The Exhibition Council compiled a collection of photographs in order to represent and promote Dutch architecture and industrial art at exhibitions in the Netherlands and abroad. It also had a future architecture museum in mind. In 1842, the Society for the promotion of architecture had already incorporated the preservation of architectural drawings in its regulations. The collection grew rapidly thanks to the competitions it held and the exhibitions it organized.
In 1867, the architect J.H. Leliman spoke in favor of founding an architecture museum, but the time was not yet ripe for it: architecture and related arts had not yet gained a reputation that was important enough in the cultural life of the Netherlands to warrant such a museum.
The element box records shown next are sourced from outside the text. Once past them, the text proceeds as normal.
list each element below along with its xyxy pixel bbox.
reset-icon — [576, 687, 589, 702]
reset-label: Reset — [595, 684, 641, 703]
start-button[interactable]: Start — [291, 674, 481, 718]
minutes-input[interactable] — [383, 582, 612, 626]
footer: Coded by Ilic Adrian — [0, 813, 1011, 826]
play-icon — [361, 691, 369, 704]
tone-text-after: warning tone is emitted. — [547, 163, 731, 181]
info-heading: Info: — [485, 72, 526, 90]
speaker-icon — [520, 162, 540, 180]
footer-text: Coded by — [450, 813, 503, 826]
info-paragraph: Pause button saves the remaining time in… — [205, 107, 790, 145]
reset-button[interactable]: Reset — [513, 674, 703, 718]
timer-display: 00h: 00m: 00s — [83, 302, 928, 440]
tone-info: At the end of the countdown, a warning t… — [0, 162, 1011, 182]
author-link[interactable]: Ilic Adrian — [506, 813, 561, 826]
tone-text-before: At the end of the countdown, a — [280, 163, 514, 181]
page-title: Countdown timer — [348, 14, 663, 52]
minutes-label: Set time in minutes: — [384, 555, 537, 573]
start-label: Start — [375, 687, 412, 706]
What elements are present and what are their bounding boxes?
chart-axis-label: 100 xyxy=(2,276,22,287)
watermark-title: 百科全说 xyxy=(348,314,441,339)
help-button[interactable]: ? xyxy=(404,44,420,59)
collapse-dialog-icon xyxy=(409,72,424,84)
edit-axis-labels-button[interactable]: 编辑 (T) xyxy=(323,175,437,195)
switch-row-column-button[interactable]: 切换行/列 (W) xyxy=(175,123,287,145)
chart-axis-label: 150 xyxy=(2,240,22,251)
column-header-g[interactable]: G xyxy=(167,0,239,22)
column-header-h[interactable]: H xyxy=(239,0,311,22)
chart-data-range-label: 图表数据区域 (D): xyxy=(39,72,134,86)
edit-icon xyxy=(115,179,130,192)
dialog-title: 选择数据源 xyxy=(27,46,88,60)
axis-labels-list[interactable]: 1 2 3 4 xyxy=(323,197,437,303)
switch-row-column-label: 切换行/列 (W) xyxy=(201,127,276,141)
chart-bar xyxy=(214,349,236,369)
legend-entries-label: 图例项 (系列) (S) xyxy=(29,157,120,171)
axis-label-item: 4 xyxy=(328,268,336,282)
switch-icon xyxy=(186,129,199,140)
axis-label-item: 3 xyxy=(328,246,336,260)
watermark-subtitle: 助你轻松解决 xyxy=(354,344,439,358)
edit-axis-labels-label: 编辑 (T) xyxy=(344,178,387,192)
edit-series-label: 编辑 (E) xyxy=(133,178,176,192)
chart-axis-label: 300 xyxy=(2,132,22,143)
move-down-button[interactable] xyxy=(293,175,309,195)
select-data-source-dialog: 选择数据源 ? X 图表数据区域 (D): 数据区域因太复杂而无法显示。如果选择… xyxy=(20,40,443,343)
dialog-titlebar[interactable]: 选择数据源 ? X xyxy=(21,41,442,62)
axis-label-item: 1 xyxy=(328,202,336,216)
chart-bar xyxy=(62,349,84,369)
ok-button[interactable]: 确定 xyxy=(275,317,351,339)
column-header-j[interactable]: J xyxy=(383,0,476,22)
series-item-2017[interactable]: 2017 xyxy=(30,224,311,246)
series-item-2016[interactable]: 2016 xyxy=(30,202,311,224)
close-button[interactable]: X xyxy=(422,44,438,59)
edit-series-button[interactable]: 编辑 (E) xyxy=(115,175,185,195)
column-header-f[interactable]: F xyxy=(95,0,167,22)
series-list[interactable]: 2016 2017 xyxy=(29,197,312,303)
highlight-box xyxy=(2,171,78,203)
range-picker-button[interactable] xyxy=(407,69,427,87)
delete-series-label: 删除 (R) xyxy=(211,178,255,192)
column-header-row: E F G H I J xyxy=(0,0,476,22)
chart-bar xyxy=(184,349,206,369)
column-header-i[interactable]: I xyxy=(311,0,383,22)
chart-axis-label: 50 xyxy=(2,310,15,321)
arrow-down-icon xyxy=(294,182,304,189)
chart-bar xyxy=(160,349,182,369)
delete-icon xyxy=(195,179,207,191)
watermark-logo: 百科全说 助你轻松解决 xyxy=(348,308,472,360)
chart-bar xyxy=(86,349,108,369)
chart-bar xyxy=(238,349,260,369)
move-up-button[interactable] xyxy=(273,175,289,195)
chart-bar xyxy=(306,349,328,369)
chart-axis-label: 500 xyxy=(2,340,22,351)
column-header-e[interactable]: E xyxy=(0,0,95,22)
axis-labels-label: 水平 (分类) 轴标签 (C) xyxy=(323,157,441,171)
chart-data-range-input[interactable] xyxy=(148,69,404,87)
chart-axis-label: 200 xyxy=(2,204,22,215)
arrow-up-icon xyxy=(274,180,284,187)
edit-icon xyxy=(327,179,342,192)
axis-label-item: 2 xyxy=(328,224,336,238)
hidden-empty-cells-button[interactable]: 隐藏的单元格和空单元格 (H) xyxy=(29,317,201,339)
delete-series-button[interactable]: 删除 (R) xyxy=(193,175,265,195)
The Exhibition Council, which was more flexible and dynamic, was better suited to achieve this aim than a static, dour museum.
There was little the Exhibition Council could do during the Great Depression in the 1930s, World War II and the period of reconstruction that followed. The subject of the ‘old Council', that then existed in name only, did not come up again until 1952 at a meeting on architecture exhibitions held by Architectura et Amicitia and the Bond van Nederlandse Architecten - BNA (Society of Dutch architects). The latter had been founded in 1908 and had merged with the Maatschappij tot bevorering der Bouwkunst in 1919. The meeting concluded that the Exhibition Council's cumbersome mechanism worked too slowly to organize exhibitions. Furthermore, the meeting did not see any benefit in continuing to mount combined exhibitions of architecture and applied arts.
The Council officially ceased to exist in 1955. A couple of months later, the Stichting Architectuurmuseum (Architecture Museum Foundation) was established. It was one of the precursors to the Nederlands Architectuurinstituut (Netherlands Architecture Institute) and the result of a century and a half of efforts to realize a museum for architecture.